LOS ANGELES — Analysts were somewhat puzzled by the optimistic tone Crocs struck after reporting fourth-quarter and full-year losses last week.
“I can’t imagine where they’re coming from,” said Sam Poser, an analyst at Sterne, Agee & Leach. “Clearly, their inventories are still too high — better than they were, but still too high. I’m just not sure what they’re seeing because business doesn’t seem to be getting better.”
Some industry observers also speculated about the brand’s future, given its absence from key trade shows this season, including WSA and Outdoor Retailer.
For its fourth quarter ended Dec. 31, 2008, the company reported a net loss of $33.2 million, or 40 cents per diluted share, compared with a profit of $38.3 million, or 45 cents, for the year-ago quarter. Sales during the quarter dropped 44 percent to $126.1 million from last year.
Looking ahead to the first quarter of 2009, the company said it anticipates a diluted loss per share of 17 cents to 32 cents on sales of $100 million to $135 million.

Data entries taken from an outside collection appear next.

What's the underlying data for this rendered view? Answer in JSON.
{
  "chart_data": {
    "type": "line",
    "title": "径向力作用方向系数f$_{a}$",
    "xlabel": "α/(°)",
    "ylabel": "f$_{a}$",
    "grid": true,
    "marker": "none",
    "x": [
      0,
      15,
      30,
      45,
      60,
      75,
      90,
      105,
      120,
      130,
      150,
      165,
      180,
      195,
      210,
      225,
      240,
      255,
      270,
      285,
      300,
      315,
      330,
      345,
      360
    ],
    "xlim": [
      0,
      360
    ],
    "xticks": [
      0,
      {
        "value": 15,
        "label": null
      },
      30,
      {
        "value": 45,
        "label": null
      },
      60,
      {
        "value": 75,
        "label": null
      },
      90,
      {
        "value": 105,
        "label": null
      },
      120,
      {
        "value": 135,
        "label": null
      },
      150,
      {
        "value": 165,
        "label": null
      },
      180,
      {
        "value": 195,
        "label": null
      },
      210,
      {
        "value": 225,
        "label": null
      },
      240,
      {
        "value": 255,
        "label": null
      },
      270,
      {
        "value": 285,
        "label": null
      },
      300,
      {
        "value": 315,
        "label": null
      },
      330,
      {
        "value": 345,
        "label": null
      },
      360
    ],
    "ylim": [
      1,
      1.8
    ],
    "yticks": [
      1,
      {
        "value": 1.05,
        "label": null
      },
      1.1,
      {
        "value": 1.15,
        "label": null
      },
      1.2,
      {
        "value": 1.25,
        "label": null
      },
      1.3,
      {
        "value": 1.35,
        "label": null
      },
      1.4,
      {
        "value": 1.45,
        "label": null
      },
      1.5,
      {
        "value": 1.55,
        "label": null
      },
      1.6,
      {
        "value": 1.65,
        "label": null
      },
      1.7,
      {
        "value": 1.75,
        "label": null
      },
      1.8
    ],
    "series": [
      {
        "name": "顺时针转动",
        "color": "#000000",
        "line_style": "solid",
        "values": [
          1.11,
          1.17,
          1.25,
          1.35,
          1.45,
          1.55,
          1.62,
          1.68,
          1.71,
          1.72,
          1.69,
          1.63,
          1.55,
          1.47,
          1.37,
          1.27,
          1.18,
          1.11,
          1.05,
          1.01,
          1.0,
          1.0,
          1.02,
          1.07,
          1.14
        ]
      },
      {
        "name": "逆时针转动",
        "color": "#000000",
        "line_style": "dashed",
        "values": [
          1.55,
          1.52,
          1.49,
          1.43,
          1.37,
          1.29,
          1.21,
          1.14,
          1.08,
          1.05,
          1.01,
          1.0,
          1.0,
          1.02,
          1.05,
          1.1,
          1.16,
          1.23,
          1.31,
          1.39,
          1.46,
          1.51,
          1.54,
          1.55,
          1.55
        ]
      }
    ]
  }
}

For his part, President and CEO Ron Snyder said he felt positive about the company’s future prospects.
“We are confident that our global brand equity remains strong and we continue to be optimistic about the long-term potential of our business,” he said in a statement. For the full year, the company reported a net loss of $183.6 million, or $2.22 a share, compared with a profit of $168.2 million, or $2, in 2007.
Crocs also said it reduced its inventory to $143.2 million from $248.4 million at the end of 2007. Most of that inventory reduction was the result of markdowns during the third quarter.
On Feb. 13, the company amended its revolving credit facility with Union Bank of California for the ninth time. Under the new agreement, the company agreed to make $1 million payments on set dates prior to March 27, 2009. In December, the company amended its credit agreement to limit its credit line to $22.4 million.